Setting aside the toxic resin and involved post-processing, resin printers tend to be easier to pick up for beginners. The calibration process is much simpler and modern machine’s are tuned to work out of the box with next to no tinkering or troubleshooting required.
FDM printers, on the other hand, are more prone to failures and errors, generally requiring the user to work towards a good quality print through trial and error whether that’s bed leveling, Z-offset, slicer settings, and the like. The learning curve is, therefore, steeper, something that increases if you’re trying to tune an FDM printer to create decent quality miniatures with plenty of features.
That said, handling resin can be daunting for first timers as safety measures and proper handling of the liquid is crucial. FDM printers, especially printing non-toxic PLA, are much simpler in that sense as the material cools quickly and can be handled immediately after coming off the bed.

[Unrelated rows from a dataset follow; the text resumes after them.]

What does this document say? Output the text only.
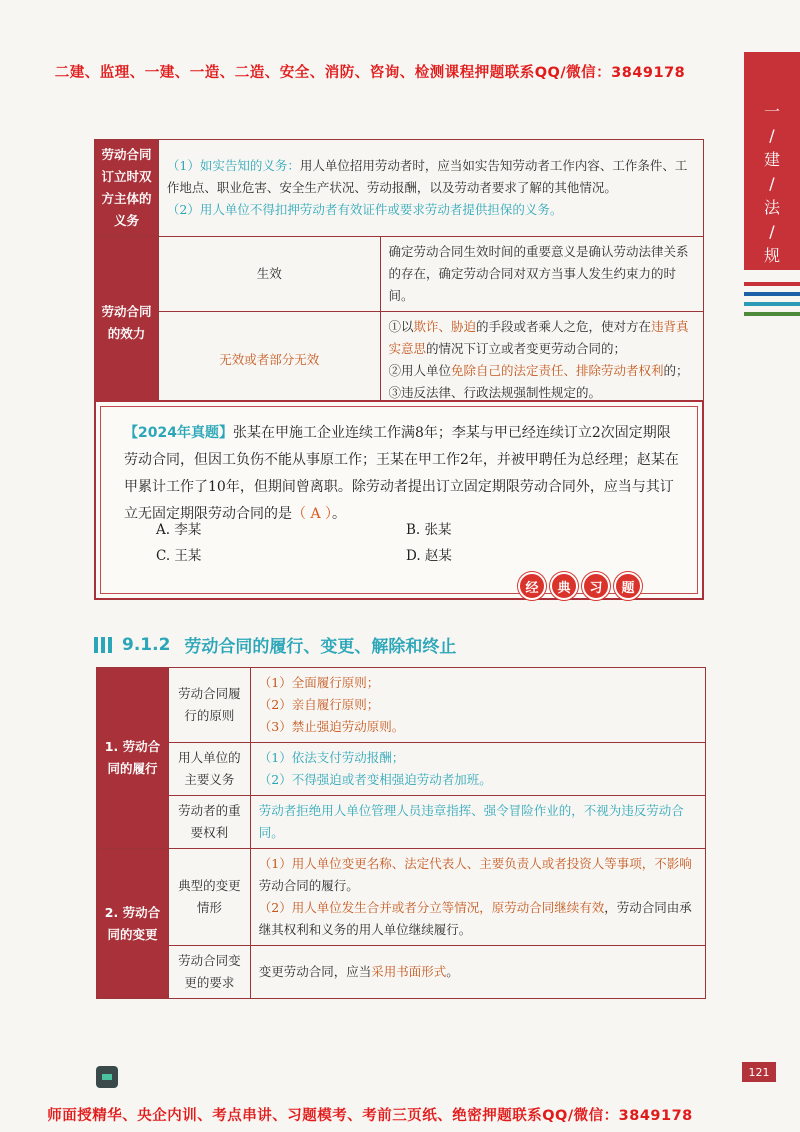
二建、监理、一建、一造、二造、安全、消防、咨询、检测课程押题联系QQ/微信：3849178
一
/
建
/
法
/
规
劳动合同订立时双方主体的义务	（1）如实告知的义务：用人单位招用劳动者时，应当如实告知劳动者工作内容、工作条件、工作地点、职业危害、安全生产状况、劳动报酬，以及劳动者要求了解的其他情况。
（2）用人单位不得扣押劳动者有效证件或要求劳动者提供担保的义务。	
劳动合同的效力	生效	确定劳动合同生效时间的重要意义是确认劳动法律关系的存在，确定劳动合同对双方当事人发生约束力的时间。
	无效或者部分无效	①以欺诈、胁迫的手段或者乘人之危，使对方在违背真实意思的情况下订立或者变更劳动合同的；
②用人单位免除自己的法定责任、排除劳动者权利的；
③违反法律、行政法规强制性规定的。
【2024年真题】张某在甲施工企业连续工作满8年；李某与甲已经连续订立2次固定期限劳动合同，但因工负伤不能从事原工作；王某在甲工作2年，并被甲聘任为总经理；赵某在甲累计工作了10年，但期间曾离职。除劳动者提出订立固定期限劳动合同外，应当与其订立无固定期限劳动合同的是（ A ）。
A. 李某	B. 张某
C. 王某	D. 赵某
经	典	习	题
9.1.2 劳动合同的履行、变更、解除和终止
1. 劳动合同的履行	劳动合同履行的原则	（1）全面履行原则；
（2）亲自履行原则；
（3）禁止强迫劳动原则。
	用人单位的主要义务	（1）依法支付劳动报酬；
（2）不得强迫或者变相强迫劳动者加班。
	劳动者的重要权利	劳动者拒绝用人单位管理人员违章指挥、强令冒险作业的，不视为违反劳动合同。
2. 劳动合同的变更	典型的变更情形	（1）用人单位变更名称、法定代表人、主要负责人或者投资人等事项，不影响劳动合同的履行。
（2）用人单位发生合并或者分立等情况，原劳动合同继续有效，劳动合同由承继其权利和义务的用人单位继续履行。
	劳动合同变更的要求	变更劳动合同，应当采用书面形式。
121
师面授精华、央企内训、考点串讲、习题模考、考前三页纸、绝密押题联系QQ/微信：3849178
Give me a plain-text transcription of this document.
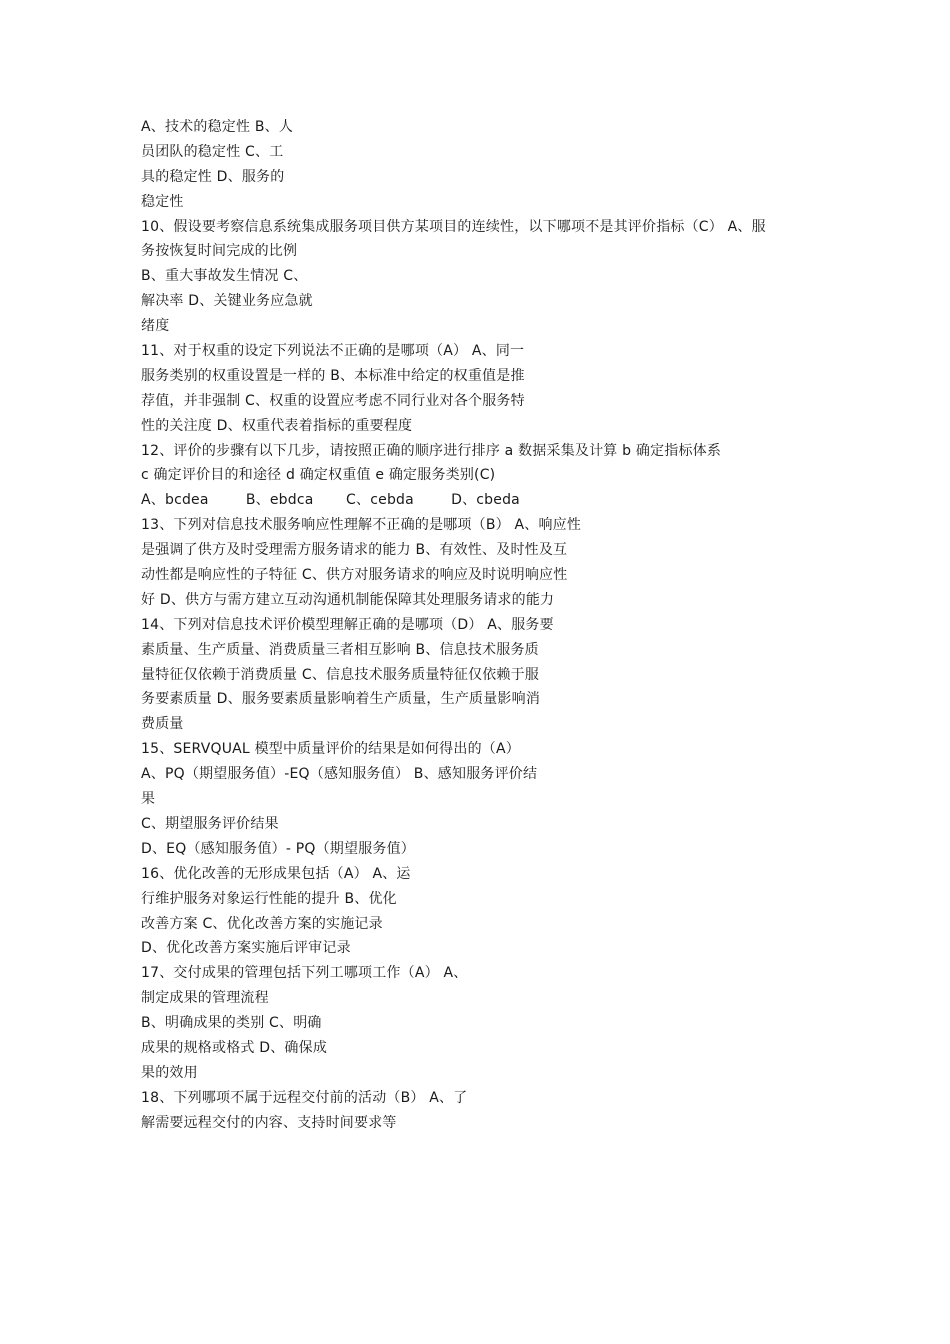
A、技术的稳定性 B、人
员团队的稳定性 C、工
具的稳定性 D、服务的
稳定性
10、假设要考察信息系统集成服务项目供方某项目的连续性，以下哪项不是其评价指标（C） A、服
务按恢复时间完成的比例
B、重大事故发生情况 C、
解决率 D、关键业务应急就
绪度
11、对于权重的设定下列说法不正确的是哪项（A） A、同一
服务类别的权重设置是一样的 B、本标准中给定的权重值是推
荐值，并非强制 C、权重的设置应考虑不同行业对各个服务特
性的关注度 D、权重代表着指标的重要程度
12、评价的步骤有以下几步，请按照正确的顺序进行排序 a 数据采集及计算 b 确定指标体系
c 确定评价目的和途径 d 确定权重值 e 确定服务类别(C)
A、bcdea        B、ebdca       C、cebda        D、cbeda
13、下列对信息技术服务响应性理解不正确的是哪项（B） A、响应性
是强调了供方及时受理需方服务请求的能力 B、有效性、及时性及互
动性都是响应性的子特征 C、供方对服务请求的响应及时说明响应性
好 D、供方与需方建立互动沟通机制能保障其处理服务请求的能力
14、下列对信息技术评价模型理解正确的是哪项（D） A、服务要
素质量、生产质量、消费质量三者相互影响 B、信息技术服务质
量特征仅依赖于消费质量 C、信息技术服务质量特征仅依赖于服
务要素质量 D、服务要素质量影响着生产质量，生产质量影响消
费质量
15、SERVQUAL 模型中质量评价的结果是如何得出的（A）
A、PQ（期望服务值）-EQ（感知服务值） B、感知服务评价结
果
C、期望服务评价结果
D、EQ（感知服务值）- PQ（期望服务值）
16、优化改善的无形成果包括（A） A、运
行维护服务对象运行性能的提升 B、优化
改善方案 C、优化改善方案的实施记录
D、优化改善方案实施后评审记录
17、交付成果的管理包括下列工哪项工作（A） A、
制定成果的管理流程
B、明确成果的类别 C、明确
成果的规格或格式 D、确保成
果的效用
18、下列哪项不属于远程交付前的活动（B） A、了
解需要远程交付的内容、支持时间要求等
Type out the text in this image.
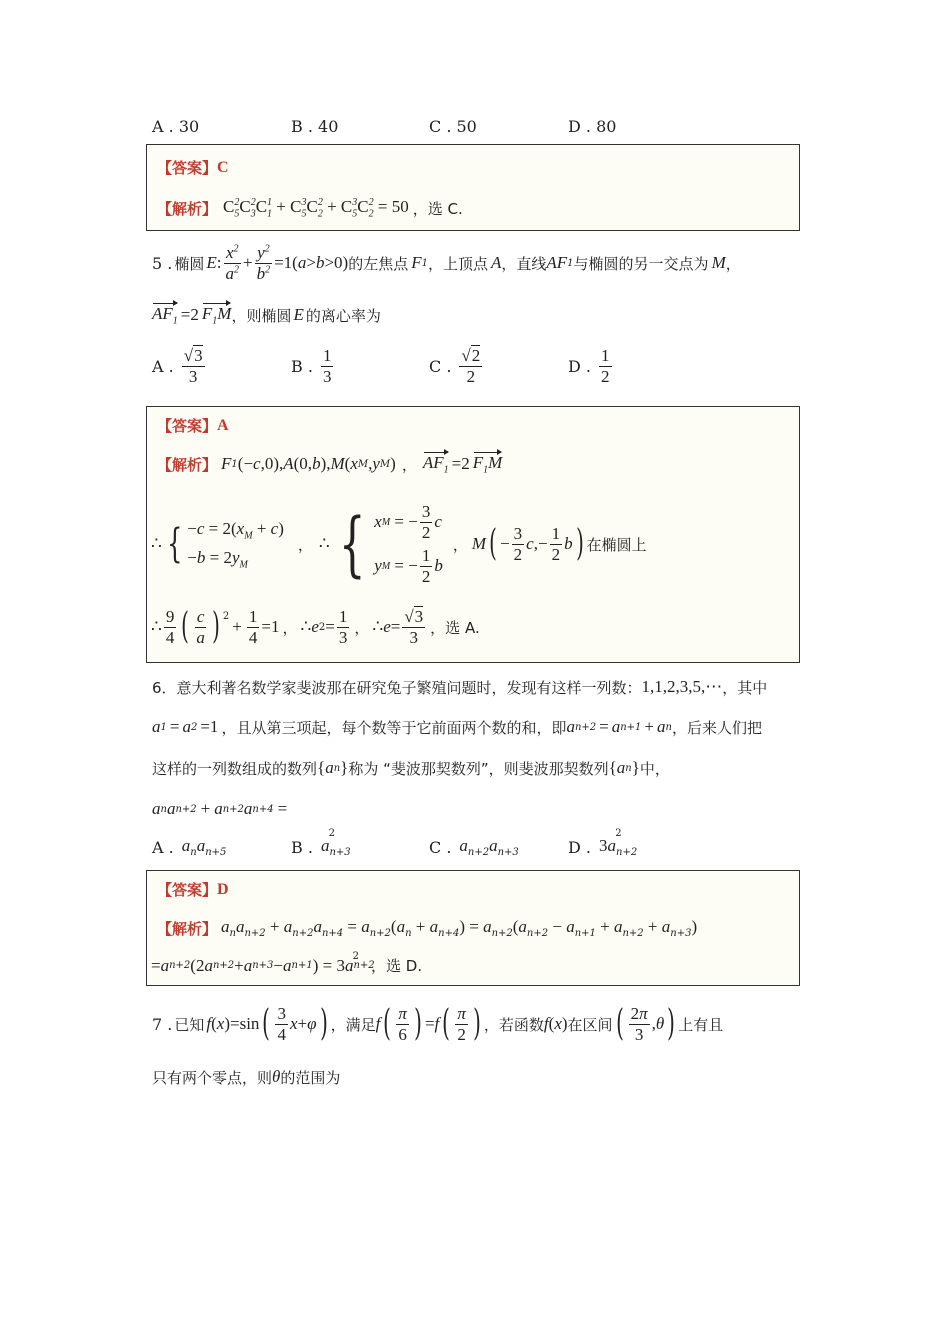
A . 30	B . 40	C . 50	D . 80
【答案】 C
【解析】 $C_5^2C_3^2C_1^1 + C_5^3C_2^2 + C_5^3C_2^2 = 50$ ，选 C.
5 . 椭圆 E : $\frac{x^2}{a^2} + \frac{y^2}{b^2} =1$( a > b >0) 的左焦点 F 1 ，上顶点 A ，直线 AF 1 与椭圆的另一交点为 M ，
$AF_1 =2$ $F_1M$ ，则椭圆 E 的离心率为
A . $\frac{√3}{3}$	B . $\frac{1}{3}$	C . $\frac{√2}{2}$	D . $\frac{1}{2}$
【答案】 A
【解析】 F 1 (− c ,0), A (0, b ), M ( x M , y M ) ， $AF_1 =2$ $F_1M$
∴ { $-c = 2(x_M + c)$
$-b = 2y_M$
， ∴ { x M = − $\frac{3}{2}$ c
y M = − $\frac{1}{2}$ b
， M ( − $\frac{3}{2}$ c ,− $\frac{1}{2}$ b ) 在椭圆上
∴ $\frac{9}{4}$ ( $\frac{c}{a}$ ) $^2$
+ $\frac{1}{4} =1$ ， ∴ e $2 = \frac{1}{3}$ ， ∴ $e = \frac{√3}{3}$ ，选 A.
6．意大利著名数学家斐波那在研究兔子繁殖问题时，发现有这样一列数： 1,1,2,3,5,⋯ ，其中
a 1 = a 2 =1 ，且从第三项起，每个数等于它前面两个数的和，即 a n+2 = a n+1 + a n ，后来人们把
这样的一列数组成的数列 { a n } 称为 “斐波那契数列”，则斐波那契数列 { a n } 中，
a n a n+2 + a n+2 a n+4 =
A . $a_na_{n+5}$	B . $a_{n+3}^2$
C . $a_{n+2}a_{n+3}$	D . $3a_{n+2}^2$
【答案】 D
【解析】 $a_na_{n+2} + a_{n+2}a_{n+4} = a_{n+2}(a_n + a_{n+4}) = a_{n+2}(a_{n+2} - a_{n+1} + a_{n+2} + a_{n+3})$
= a n+2 (2 a n+2 + a n+3 − a n+1 ) = 3 a n+2
$^2$
，选 D.
7 . 已知 f ( x )=sin ( $\frac{3}{4}$ x + φ ) ，满足 f ( $\frac{\pi}{6}$ ) = f ( $\frac{\pi}{2}$ ) ，若函数 f ( x ) 在区间 ( $\frac{2\pi}{3}$ , θ ) 上有且
只有两个零点，则 θ 的范围为
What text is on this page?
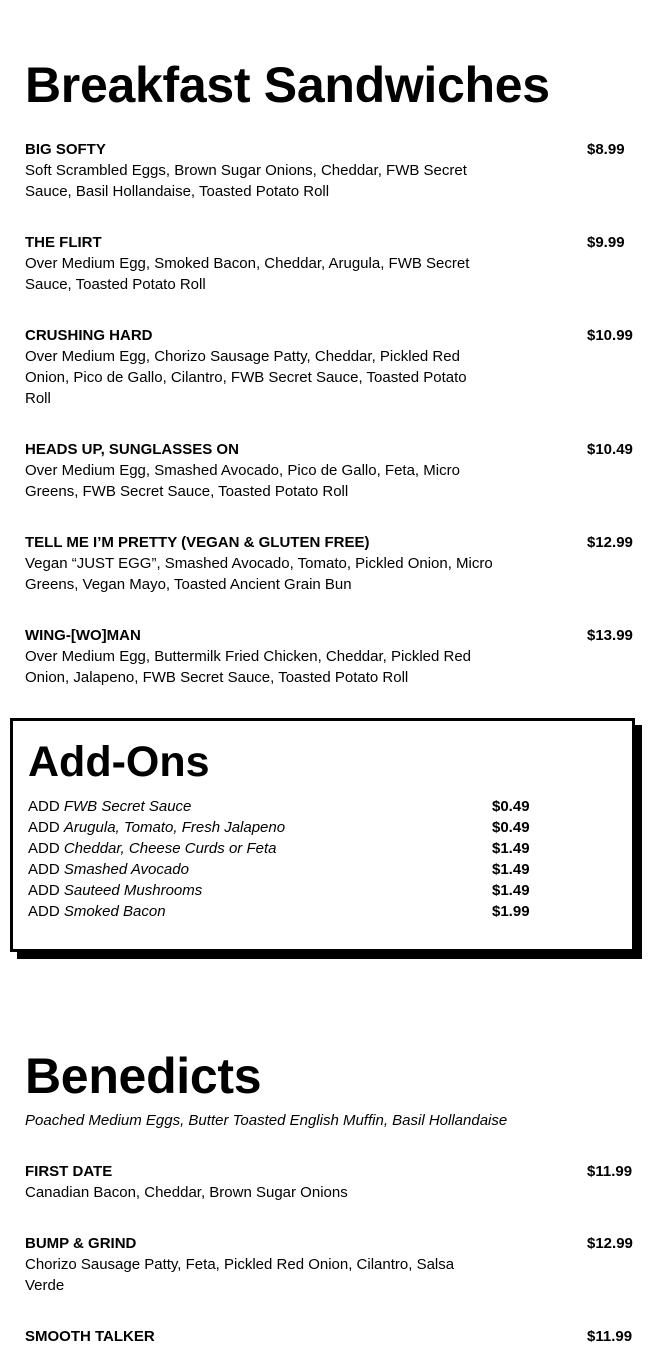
Breakfast Sandwiches
BIG SOFTY	$8.99
Soft Scrambled Eggs, Brown Sugar Onions, Cheddar, FWB Secret Sauce, Basil Hollandaise, Toasted Potato Roll
THE FLIRT	$9.99
Over Medium Egg, Smoked Bacon, Cheddar, Arugula, FWB Secret Sauce, Toasted Potato Roll
CRUSHING HARD	$10.99
Over Medium Egg, Chorizo Sausage Patty, Cheddar, Pickled Red Onion, Pico de Gallo, Cilantro, FWB Secret Sauce, Toasted Potato Roll
HEADS UP, SUNGLASSES ON	$10.49
Over Medium Egg, Smashed Avocado, Pico de Gallo, Feta, Micro Greens, FWB Secret Sauce, Toasted Potato Roll
TELL ME I’M PRETTY (VEGAN & GLUTEN FREE)	$12.99
Vegan “JUST EGG”, Smashed Avocado, Tomato, Pickled Onion, Micro Greens, Vegan Mayo, Toasted Ancient Grain Bun
WING-[WO]MAN	$13.99
Over Medium Egg, Buttermilk Fried Chicken, Cheddar, Pickled Red Onion, Jalapeno, FWB Secret Sauce, Toasted Potato Roll
Add-Ons
ADD FWB Secret Sauce	$0.49
ADD Arugula, Tomato, Fresh Jalapeno	$0.49
ADD Cheddar, Cheese Curds or Feta	$1.49
ADD Smashed Avocado	$1.49
ADD Sauteed Mushrooms	$1.49
ADD Smoked Bacon	$1.99
Benedicts
Poached Medium Eggs, Butter Toasted English Muffin, Basil Hollandaise
FIRST DATE	$11.99
Canadian Bacon, Cheddar, Brown Sugar Onions
BUMP & GRIND	$12.99
Chorizo Sausage Patty, Feta, Pickled Red Onion, Cilantro, Salsa Verde
SMOOTH TALKER	$11.99
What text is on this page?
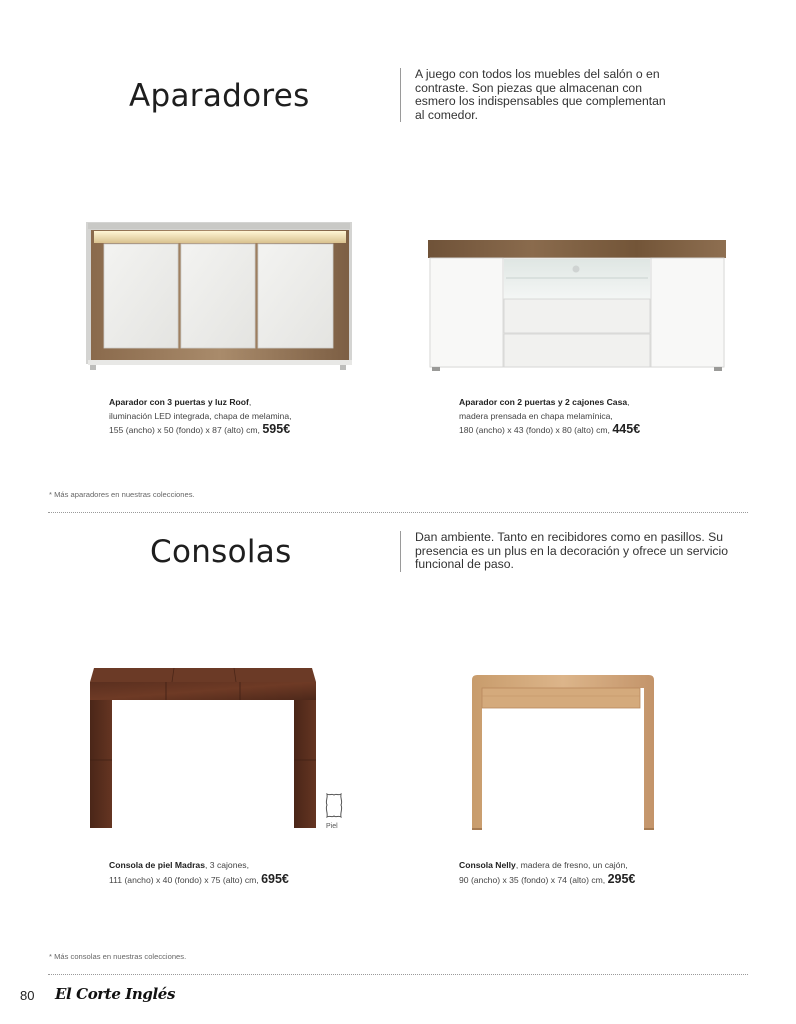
Aparadores
A juego con todos los muebles del salón o en contraste. Son piezas que almacenan con esmero los indispensables que complementan al comedor.
Aparador con 3 puertas y luz Roof,
iluminación LED integrada, chapa de melamina,
155 (ancho) x 50 (fondo) x 87 (alto) cm, 595€
Aparador con 2 puertas y 2 cajones Casa,
madera prensada en chapa melamínica,
180 (ancho) x 43 (fondo) x 80 (alto) cm, 445€
* Más aparadores en nuestras colecciones.
Consolas	Dan ambiente. Tanto en recibidores como en pasillos. Su presencia es un plus en la decoración y ofrece un servicio funcional de paso.
Piel
Consola de piel Madras, 3 cajones,
111 (ancho) x 40 (fondo) x 75 (alto) cm, 695€
Consola Nelly, madera de fresno, un cajón,
90 (ancho) x 35 (fondo) x 74 (alto) cm, 295€
* Más consolas en nuestras colecciones.
80 El Corte Inglés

Can FDM Printers Print Miniatures?
Though resin printers perform far better at bringing out the rich detail and precision in miniatures, FDM printers can indeed print miniatures.
The quality lags behind, but with some patience and tuning – slow print speed, low layer height, good quality filament, and solid retraction settings, a 0.2 mm nozzle, for example – it’s possible to produce decent quality minis.
If you want some throwaway minis for your weekly D&D session or want to produce terrain and accessories to liven up your wargaming then FDM printers are a viable option. There’s also quite a lot you can do through sanding and polishing up FDM minis, and a lick of paint is a great way to conceal blemishes and missing details.